Oosthoek's Uitgevers Mij. N.V (1916-1925)

Gepubliceerd op 12-01-2019

Pols

betekenis & definitie

Pols, - polsus, is de stoot van de slagader, dien men voelt (of zien kan), als de bloedgolf er door gestuwd wordt. Overal waar een slagader op een harde onderlaag ligt, met name been, kan men, door deze tegen het been aan te drukken, de bloedgolf voelen. Aangezien dit in de praktische geneeskunde bijna steeds doet met de slagader, die in de streek van de pols op het spaakbeen ligt, spreekt men van de p. Op vele andere plaatsen, b.v. aan den kaakrand, in de lip, in de slaapstreek, in den hals, enz. kan men de pols voelen. Wanneer de beenen gekruist over elkaar liggen, ziet men hoe het bovenste been regelmatig opgewipt wordt.

Dit is uitsluitend een gevolg van de slagader, die in den kniekuil ligt en die dan tegen de knieschijf van het onderliggende been rust.
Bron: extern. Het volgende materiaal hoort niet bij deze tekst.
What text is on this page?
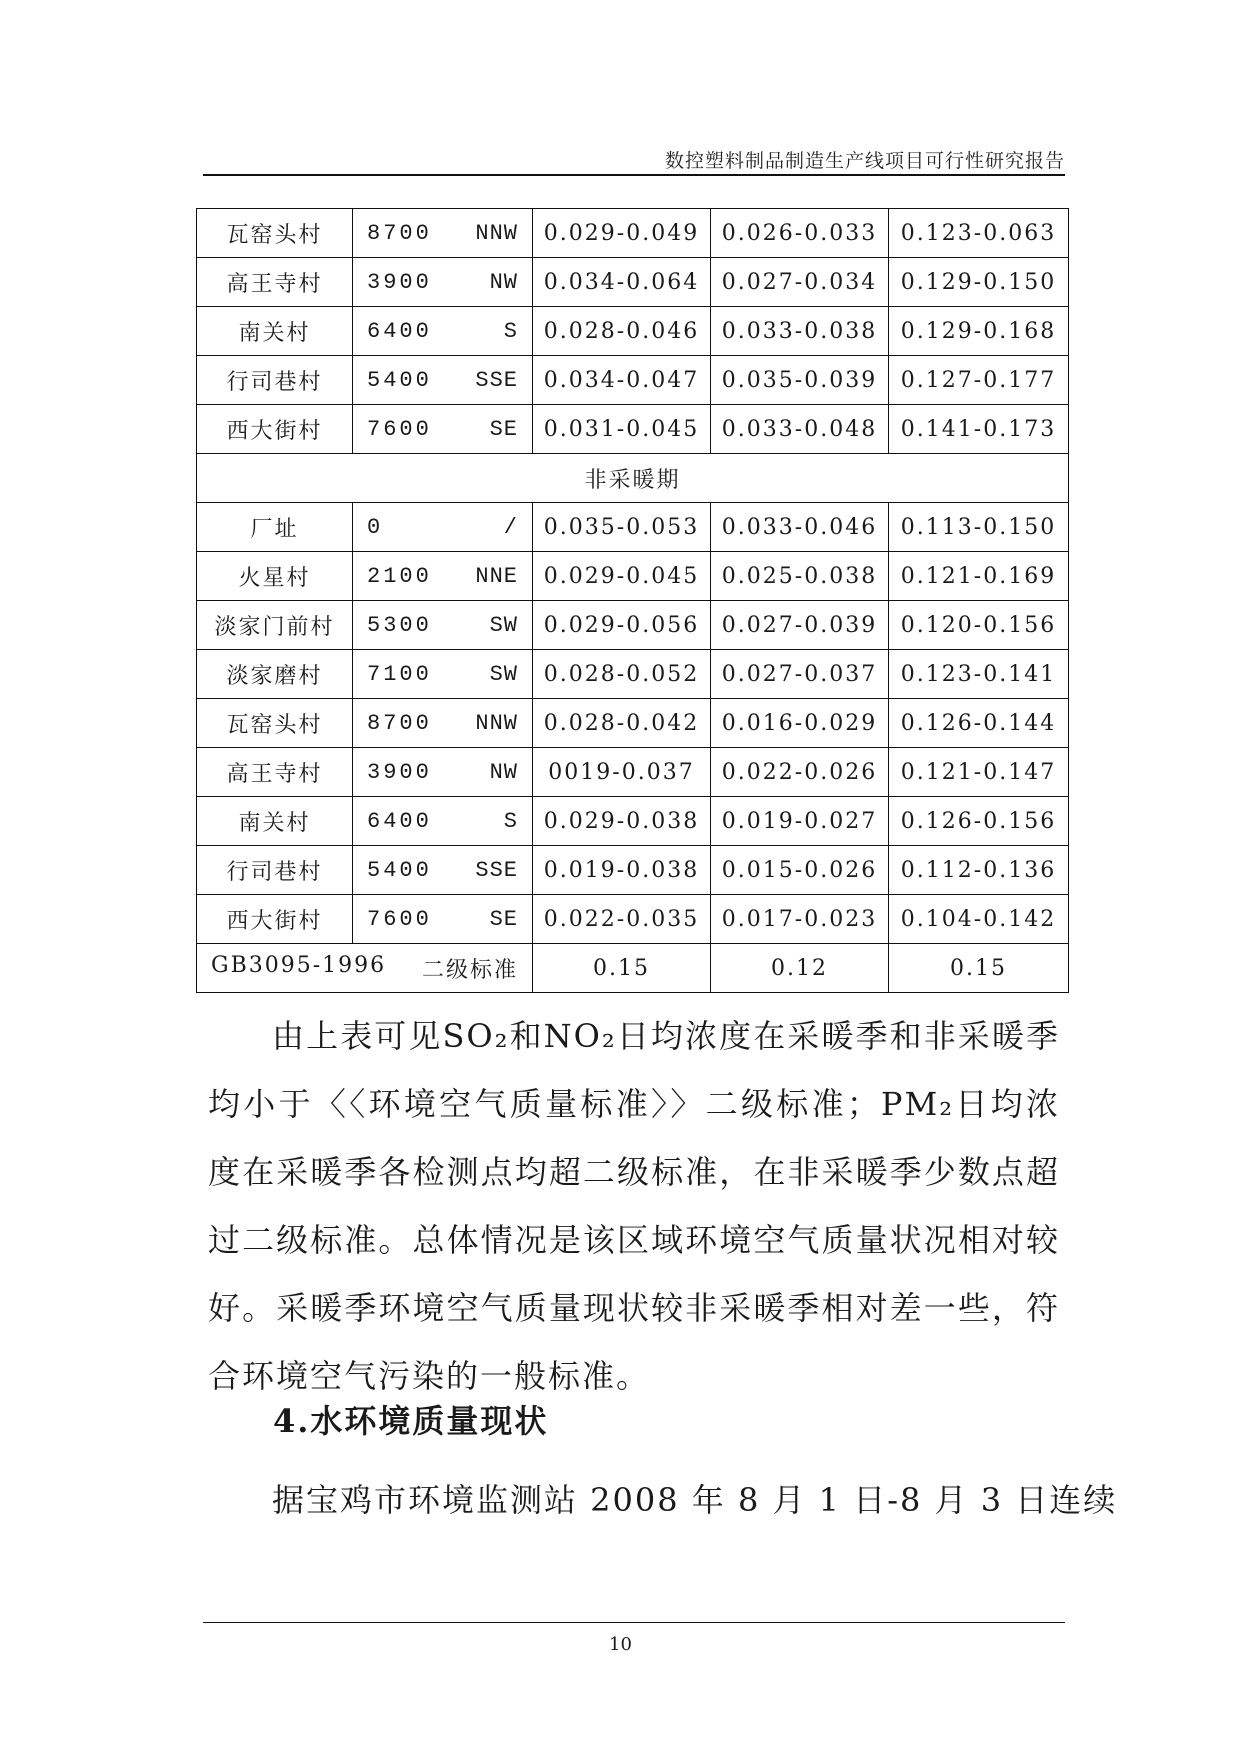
数控塑料制品制造生产线项目可行性研究报告
瓦窑头村	8700 NNW	0.029-0.049	0.026-0.033	0.123-0.063
高王寺村	3900 NW	0.034-0.064	0.027-0.034	0.129-0.150
南关村	6400 S	0.028-0.046	0.033-0.038	0.129-0.168
行司巷村	5400 SSE	0.034-0.047	0.035-0.039	0.127-0.177
西大街村	7600 SE	0.031-0.045	0.033-0.048	0.141-0.173
非采暖期				
厂址	0 /	0.035-0.053	0.033-0.046	0.113-0.150
火星村	2100 NNE	0.029-0.045	0.025-0.038	0.121-0.169
淡家门前村	5300 SW	0.029-0.056	0.027-0.039	0.120-0.156
淡家磨村	7100 SW	0.028-0.052	0.027-0.037	0.123-0.141
瓦窑头村	8700 NNW	0.028-0.042	0.016-0.029	0.126-0.144
高王寺村	3900 NW	0019-0.037	0.022-0.026	0.121-0.147
南关村	6400 S	0.029-0.038	0.019-0.027	0.126-0.156
行司巷村	5400 SSE	0.019-0.038	0.015-0.026	0.112-0.136
西大街村	7600 SE	0.022-0.035	0.017-0.023	0.104-0.142
GB3095-1996 二级标准		0.15	0.12	0.15

由上表可见SO₂和NO₂日均浓度在采暖季和非采暖季均小于〈〈环境空气质量标准〉〉二级标准；PM₂日均浓度在采暖季各检测点均超二级标准，在非采暖季少数点超过二级标准。总体情况是该区域环境空气质量状况相对较好。采暖季环境空气质量现状较非采暖季相对差一些，符合环境空气污染的一般标准。

4.水环境质量现状

据宝鸡市环境监测站 2008 年 8 月 1 日-8 月 3 日连续

10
Aan de p. worden meerdere eigenschappen onderscheiden. Ten eerste de frequentie. Deze bedraagt bij normale, volwassen menschen 60—72 per minuut, bij kinderen meer, tot 140 bij zeer jonge kinderen. In de tweede plaats de spanning, die men nagaat aan de kracht, welke noodig is om de slagader dicht te drukken.
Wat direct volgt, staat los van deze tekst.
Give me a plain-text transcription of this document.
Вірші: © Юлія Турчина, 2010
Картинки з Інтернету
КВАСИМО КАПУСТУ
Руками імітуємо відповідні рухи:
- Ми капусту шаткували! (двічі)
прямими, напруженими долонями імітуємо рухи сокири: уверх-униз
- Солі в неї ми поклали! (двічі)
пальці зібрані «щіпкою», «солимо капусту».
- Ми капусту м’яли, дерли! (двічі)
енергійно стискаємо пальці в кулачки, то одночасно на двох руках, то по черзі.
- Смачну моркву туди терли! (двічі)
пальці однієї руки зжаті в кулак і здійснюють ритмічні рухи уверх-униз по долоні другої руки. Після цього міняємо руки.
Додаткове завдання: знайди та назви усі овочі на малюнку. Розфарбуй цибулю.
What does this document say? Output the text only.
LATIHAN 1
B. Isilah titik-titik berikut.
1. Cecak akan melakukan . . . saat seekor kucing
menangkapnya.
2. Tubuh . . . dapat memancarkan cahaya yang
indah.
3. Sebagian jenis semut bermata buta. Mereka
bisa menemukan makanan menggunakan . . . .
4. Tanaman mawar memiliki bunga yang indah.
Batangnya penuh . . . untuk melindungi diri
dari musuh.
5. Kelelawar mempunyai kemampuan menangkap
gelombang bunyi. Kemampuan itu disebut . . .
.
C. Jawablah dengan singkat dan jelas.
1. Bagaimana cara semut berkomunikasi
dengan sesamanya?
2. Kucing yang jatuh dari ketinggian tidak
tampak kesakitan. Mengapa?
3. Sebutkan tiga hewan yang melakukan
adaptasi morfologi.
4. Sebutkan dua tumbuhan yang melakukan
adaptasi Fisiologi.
Vervolgens de regelmatigheid (dat wil dus zeggen, de regelmatigheid van den hartslag) en de gelijkheid; zie DICROOT. Dan spreekt men van een harde of een weeke pols, al naarmate de bloedgolf de slagader zeer snel doet aanzwellen of meer langzaam. Een draadvormige p.is een zoodanige, die men nauwelijks voelen kan. Indien de hartslag uitermate zwak is, kan het gebeuren, dat een polsgolf uitblijft; dan spreekt men van een intermitteerende p. Een paradoxe p. is een, waarvan de slagen tijdens de inademing kleiner, bij uitademing grooter worden zonder dat de hartslag verandering ondergaat. Het spreekt vanzelve, dat de bestudeering van de p. in elk ziektegeval een belangrijke plaats inneemt.